The other day one of my lunch companions asked me whether western women who wore skimpy clothes were always willing to have sex. At least I think that's what he was asking – his English is poor. After dealing with this one as best I could, I asked him what he would look for in a girlfriend or wife, and whether it would matter if she had had a previous boyfriend. “Not just not touched by anyone else,” he replied. “Not even seen.”

Occasional glimpses like this continue to take me aback, even though one becomes accustomed to seeing women covering every inch of themselves except a narrow slit for the eyes.

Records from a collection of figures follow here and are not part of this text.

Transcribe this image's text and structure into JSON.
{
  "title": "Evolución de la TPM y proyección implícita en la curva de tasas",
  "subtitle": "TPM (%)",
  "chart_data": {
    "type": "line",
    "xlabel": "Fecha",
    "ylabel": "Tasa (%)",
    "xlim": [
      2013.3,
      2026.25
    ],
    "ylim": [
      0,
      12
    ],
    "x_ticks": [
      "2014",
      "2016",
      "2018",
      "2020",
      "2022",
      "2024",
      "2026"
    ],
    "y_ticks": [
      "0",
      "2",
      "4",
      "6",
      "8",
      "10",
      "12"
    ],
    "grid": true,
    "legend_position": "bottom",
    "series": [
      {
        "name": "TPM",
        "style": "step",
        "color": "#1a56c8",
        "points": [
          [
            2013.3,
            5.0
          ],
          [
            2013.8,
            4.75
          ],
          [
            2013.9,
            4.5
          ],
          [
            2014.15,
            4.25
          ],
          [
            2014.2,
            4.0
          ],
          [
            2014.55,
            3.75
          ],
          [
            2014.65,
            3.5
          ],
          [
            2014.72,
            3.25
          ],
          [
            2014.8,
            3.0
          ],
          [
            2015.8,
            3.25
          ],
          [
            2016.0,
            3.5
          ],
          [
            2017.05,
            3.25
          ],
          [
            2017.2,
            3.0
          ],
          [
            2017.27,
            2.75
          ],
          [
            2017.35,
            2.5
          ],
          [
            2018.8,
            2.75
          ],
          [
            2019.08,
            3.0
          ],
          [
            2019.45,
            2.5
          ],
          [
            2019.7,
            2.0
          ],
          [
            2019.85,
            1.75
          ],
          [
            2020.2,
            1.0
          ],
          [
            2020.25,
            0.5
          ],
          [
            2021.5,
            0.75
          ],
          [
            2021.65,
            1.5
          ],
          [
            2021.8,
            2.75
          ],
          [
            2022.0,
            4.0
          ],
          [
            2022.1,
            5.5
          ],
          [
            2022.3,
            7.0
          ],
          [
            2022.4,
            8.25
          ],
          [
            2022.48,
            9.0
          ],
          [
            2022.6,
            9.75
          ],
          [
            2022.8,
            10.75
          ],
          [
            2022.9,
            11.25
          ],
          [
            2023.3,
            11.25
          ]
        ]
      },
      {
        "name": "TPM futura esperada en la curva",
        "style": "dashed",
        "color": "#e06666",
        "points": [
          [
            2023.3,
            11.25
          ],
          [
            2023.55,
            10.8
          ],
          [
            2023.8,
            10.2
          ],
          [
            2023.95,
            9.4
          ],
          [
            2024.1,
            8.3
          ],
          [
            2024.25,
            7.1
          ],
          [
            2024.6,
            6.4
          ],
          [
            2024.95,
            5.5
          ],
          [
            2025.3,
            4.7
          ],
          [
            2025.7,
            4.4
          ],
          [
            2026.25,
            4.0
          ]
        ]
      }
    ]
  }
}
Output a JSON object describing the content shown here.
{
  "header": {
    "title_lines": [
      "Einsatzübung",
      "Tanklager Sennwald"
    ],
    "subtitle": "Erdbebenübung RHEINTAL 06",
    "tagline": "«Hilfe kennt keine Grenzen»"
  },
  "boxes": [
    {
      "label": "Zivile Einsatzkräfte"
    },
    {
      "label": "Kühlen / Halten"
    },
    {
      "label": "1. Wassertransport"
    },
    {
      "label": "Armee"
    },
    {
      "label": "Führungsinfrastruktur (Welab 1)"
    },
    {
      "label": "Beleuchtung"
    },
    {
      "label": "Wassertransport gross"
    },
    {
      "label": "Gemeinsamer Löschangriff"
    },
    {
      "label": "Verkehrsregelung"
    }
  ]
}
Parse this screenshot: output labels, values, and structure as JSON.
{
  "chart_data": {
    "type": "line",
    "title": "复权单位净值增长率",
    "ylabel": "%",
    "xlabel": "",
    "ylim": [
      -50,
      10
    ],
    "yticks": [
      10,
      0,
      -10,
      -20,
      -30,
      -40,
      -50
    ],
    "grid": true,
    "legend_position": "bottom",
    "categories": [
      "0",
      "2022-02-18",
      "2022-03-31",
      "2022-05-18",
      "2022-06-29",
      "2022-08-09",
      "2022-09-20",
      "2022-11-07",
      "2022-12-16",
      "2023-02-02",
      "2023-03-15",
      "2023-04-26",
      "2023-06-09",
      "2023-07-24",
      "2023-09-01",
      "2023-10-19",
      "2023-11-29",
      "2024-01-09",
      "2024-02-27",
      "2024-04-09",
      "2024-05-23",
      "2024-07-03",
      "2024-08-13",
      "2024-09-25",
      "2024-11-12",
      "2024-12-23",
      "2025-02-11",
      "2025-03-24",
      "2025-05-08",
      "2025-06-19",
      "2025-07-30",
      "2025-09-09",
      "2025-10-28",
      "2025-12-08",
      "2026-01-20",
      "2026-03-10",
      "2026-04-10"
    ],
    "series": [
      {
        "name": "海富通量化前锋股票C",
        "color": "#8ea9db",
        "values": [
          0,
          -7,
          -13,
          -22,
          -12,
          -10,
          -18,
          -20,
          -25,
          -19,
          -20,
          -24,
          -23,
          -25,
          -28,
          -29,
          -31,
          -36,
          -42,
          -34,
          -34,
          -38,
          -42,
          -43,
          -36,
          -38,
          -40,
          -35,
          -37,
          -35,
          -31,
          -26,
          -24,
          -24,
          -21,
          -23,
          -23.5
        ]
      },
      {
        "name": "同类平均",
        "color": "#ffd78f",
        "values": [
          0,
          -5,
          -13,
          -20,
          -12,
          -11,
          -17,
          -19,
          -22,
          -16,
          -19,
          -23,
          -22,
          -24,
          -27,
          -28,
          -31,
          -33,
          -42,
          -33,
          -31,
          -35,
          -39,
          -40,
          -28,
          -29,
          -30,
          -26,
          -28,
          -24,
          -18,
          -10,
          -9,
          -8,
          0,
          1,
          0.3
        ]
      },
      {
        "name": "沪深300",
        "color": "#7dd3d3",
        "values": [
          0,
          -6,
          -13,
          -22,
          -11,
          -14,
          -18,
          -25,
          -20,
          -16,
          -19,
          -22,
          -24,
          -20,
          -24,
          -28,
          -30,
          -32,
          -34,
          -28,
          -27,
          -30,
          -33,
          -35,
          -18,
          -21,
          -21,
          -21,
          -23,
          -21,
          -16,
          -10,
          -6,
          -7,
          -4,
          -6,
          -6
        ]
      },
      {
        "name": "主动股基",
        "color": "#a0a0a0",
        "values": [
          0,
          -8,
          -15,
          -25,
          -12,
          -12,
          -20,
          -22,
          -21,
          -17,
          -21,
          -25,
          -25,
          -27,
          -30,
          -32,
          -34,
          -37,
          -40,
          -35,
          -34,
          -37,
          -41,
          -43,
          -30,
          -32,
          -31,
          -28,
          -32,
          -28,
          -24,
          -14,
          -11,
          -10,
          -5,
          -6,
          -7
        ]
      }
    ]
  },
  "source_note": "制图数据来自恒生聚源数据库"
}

A colleague told me about adapting a popular English language textbook for use in boys-only schools in a neighbouring country and having to remake all the audiotapes to eliminate women's voices.

Authorities in Saudi Arabia have just warned that dialysis during Ramadan is a breach of the fast since, they claim, the blood is not just cleaned but has “nutritional elements” added to it.

It is easy, however, to seize on extreme views, and on the frequent stories of judicial floggings in the press, to create an unbalanced picture of daily life.

One of the McMaster team in the College of Health Sciences here at the university was asked by someone in her class of young women – who all seem to watch U.S. soap operas – whether any North Americans had happy marriages. After some thought, she countered: “Are all Arabs terrorists?”

Editor's note: David Palmer is an academic skills counsellor with the Centre for Student Development. He is currently on a one-year leave of absence from McMaster and is teaching at the University of Sharjah. His wife, Liz Rideout, a professor of nursing at McMaster, is also in Sharjah, where she has been seconded to serve as director of Sharjah's nursing program. This is Palmer's second letter to the McMaster community describing his experiences in the United Arab Emirates. In November, his first “letter home,” describing his teaching days at the University and the educational environment at Sharjah, was published in The McMaster Courier (Nov. 22).